IF OBAMA CAN DO IT, SO CAN I   And so can you. Now that's audacity.

Thanks to David Duval.

Posted by Donald L. Luskin at 5:16 PM | link  


Monday, January 12, 2009

DON'T WORRY, DON'T WORRY   Wonkette can calm down. Yes, the Intrade futures contract is showing a better than 50% probability of an economic depression in 2009. But it's only because the rules for settling the contract contain a silly error. They define depression thus:
For expiry purposes a depression is defined as a cumulative decline in GDP of more than 10.0% over four consecutive quarters. This is calculated by adding together the published (annualized) GDP figures (as detailed below). If these annualised figures add up to more than -10.0% over four consecutive quarters then the contract will expire at 100.

Expiry will be based on official quarterly GDP figures reported by the U.S. Department of Commerce (Bureau of Economic Analysis, Table 1.1.1, "Percent Change From Preceding Period in Real Gross Domestic Product") as reported by the BEA.

The problem is that if you add four quarterly change-figures that are already each annualized, you will get a far larger cumulative result than the actual change over a four-quarter period. Suppose there are four successive quarters each showing an annualized 2.5% decline in GPD. Intrade will add those together and get 10%. But over the year, the annual decline in GDP will acually be 2.5%.

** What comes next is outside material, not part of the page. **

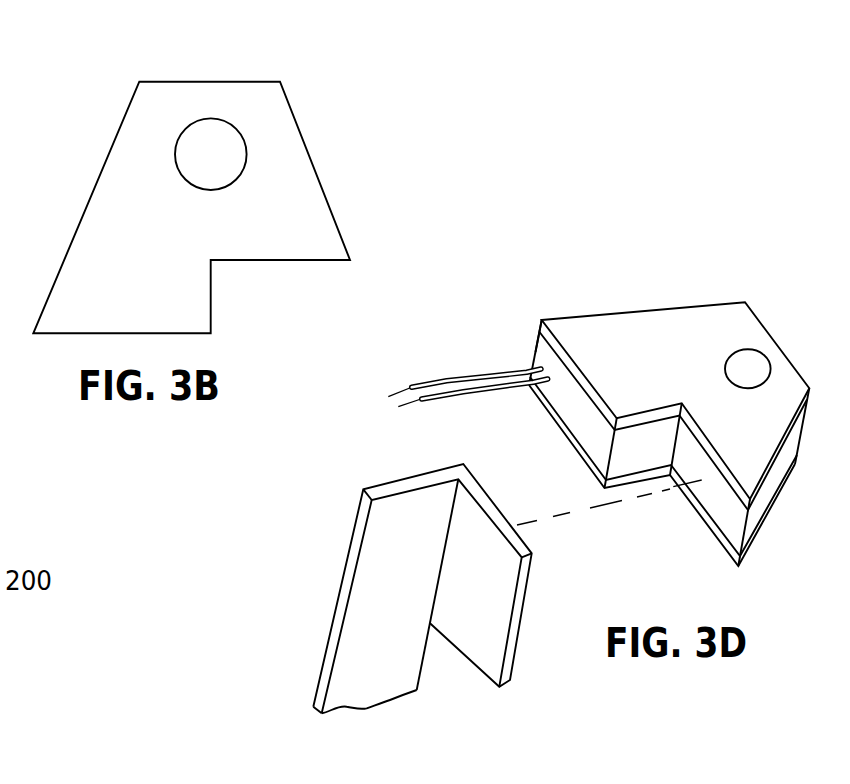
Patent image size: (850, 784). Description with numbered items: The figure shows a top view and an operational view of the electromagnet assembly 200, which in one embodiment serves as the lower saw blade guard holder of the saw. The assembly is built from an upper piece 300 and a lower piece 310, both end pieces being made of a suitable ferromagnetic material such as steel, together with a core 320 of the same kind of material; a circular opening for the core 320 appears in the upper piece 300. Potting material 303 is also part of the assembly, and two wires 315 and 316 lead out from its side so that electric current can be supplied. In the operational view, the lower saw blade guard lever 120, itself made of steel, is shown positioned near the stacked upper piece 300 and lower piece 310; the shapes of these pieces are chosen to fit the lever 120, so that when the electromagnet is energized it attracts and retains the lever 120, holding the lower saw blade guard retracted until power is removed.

Posted by Donald L. Luskin at 10:57 AM | link  


Sunday, January 11, 2009

WIN SOME, LOSE SOME   The New York Times "DealBook" reports,
Shirley M. Tilghman, Princeton’s president, disclosed Thursday that the university’s endowment, which was valued at $16.3 billion at the end of June 2008, had lost 11 percent of its value through the end of October.

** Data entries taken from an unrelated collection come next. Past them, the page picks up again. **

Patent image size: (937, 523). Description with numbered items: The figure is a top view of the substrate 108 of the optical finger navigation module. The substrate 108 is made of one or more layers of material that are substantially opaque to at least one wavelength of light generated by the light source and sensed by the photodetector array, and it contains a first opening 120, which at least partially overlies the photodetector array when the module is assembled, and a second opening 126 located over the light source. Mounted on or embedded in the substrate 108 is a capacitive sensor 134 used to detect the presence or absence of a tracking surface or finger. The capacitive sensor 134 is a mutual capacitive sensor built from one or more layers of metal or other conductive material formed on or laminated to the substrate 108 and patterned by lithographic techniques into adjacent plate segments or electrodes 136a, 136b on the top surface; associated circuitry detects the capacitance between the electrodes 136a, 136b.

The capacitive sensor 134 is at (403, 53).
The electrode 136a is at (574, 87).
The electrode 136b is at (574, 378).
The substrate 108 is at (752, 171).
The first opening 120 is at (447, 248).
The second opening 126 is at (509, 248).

But the loss is probably far worse than that. Half of the endowment’s investments are illiquid, meaning that they have yet to be marked to depressed market prices. Once the university reassesses all of its marks at the end of its fiscal year this summer, it could be looking at a 25 percent decline in its assets, the university said.

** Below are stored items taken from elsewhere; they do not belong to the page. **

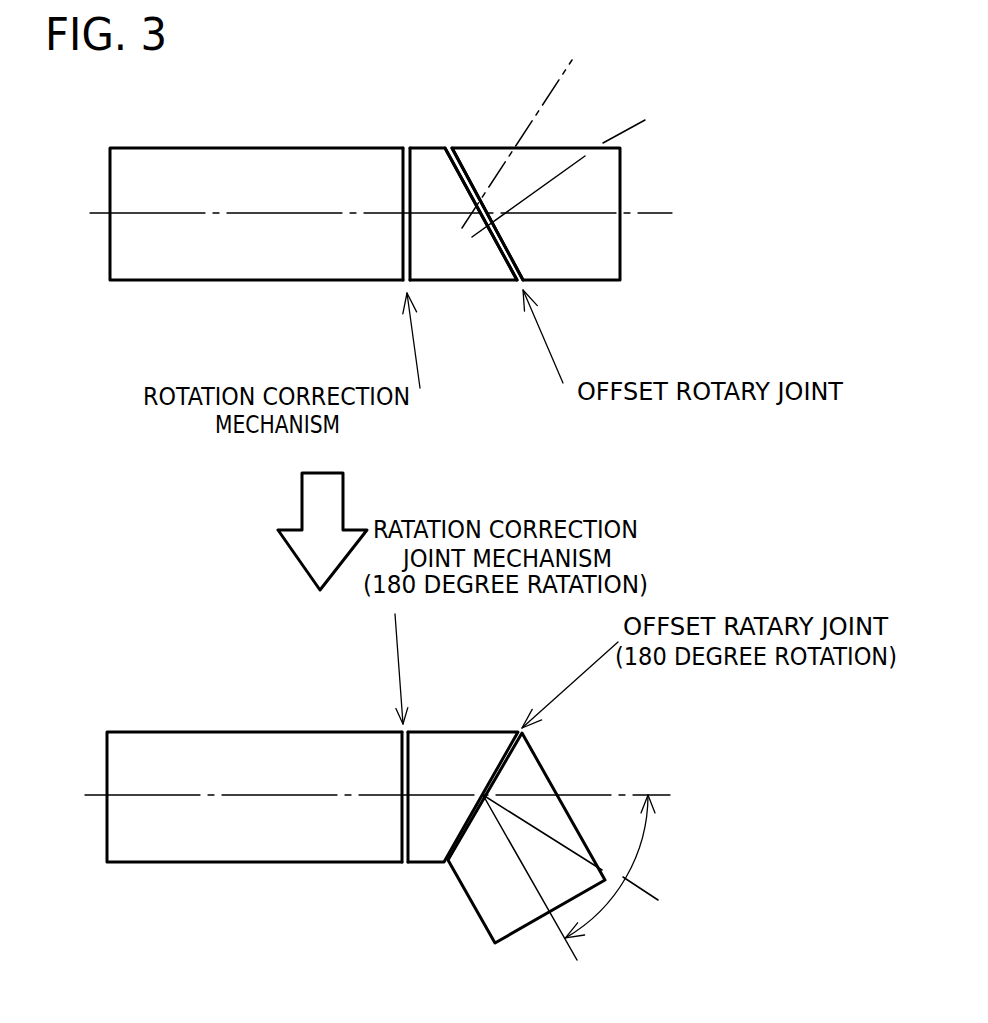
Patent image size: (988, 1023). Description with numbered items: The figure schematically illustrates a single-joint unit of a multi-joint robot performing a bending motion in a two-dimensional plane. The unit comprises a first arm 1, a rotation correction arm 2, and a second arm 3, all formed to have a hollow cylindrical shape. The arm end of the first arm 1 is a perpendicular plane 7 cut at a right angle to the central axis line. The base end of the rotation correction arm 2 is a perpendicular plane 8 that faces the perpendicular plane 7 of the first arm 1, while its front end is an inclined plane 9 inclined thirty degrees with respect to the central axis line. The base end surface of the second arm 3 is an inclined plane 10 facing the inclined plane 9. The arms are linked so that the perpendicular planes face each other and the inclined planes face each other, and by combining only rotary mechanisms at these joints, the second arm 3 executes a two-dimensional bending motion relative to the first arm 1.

The first arm 1 is at (141, 169).
The rotation correction arm 2 is at (423, 168).
The second arm 3 is at (603, 181).
The perpendicular plane 7 is at (405, 188).
The perpendicular plane 8 is at (410, 248).
The inclined plane 9 is at (516, 272).
The inclined plane 10 is at (503, 237).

Reader David Duval notes, "Maybe they've been taking Paul Krugman's investment advice."

Posted by Donald L. Luskin at 10:49 PM | link  

A SARBANES-OXLEY WITCH-HUNT COMES TO AN END   The New York Times reports (and this must have been a difficult story to write, as it involves a CEO who is not a crook)...
Federal prosecutors said Friday that they had dropped charges against David A. Stockman, the former budget director in the Reagan administration, in connection with his role in the bankrupt auto parts maker Collins & Aikman...Mr. Stockman’s lawyer, Elkan Abramowitz of Morvillo, Abramowitz, said: “I think that because of Sarbanes-Oxley, independent directors are forced to come to quick judgments as to whether to conduct an internal investigation into alleged misconduct or forward the result to a government organization. Too often these investigations are hurried and come to quick judgments.”

“In this case we were able to demonstrate that there never was a crime committed by Mr. Stockman in his efforts to try and save the company,” Mr. Abramowitz said...

Mr. Abramowitz said he was particularly impressed that when the United States attorney’s office was shown that it had made a mistake, it acknowledged it.

My DC-insider friend "Mick Danger" comments,
I knew David Stockman when he served in Congress and as Reagan's budget director. I respected him some days, winced at him on others and grew to distrust him.

He is as bright as a Coast Guard Cutter's searchlight. He's also arrogant and nearly friendless. Now add innocent. This may temper overzealous prosecutions, regulations and false-alarms.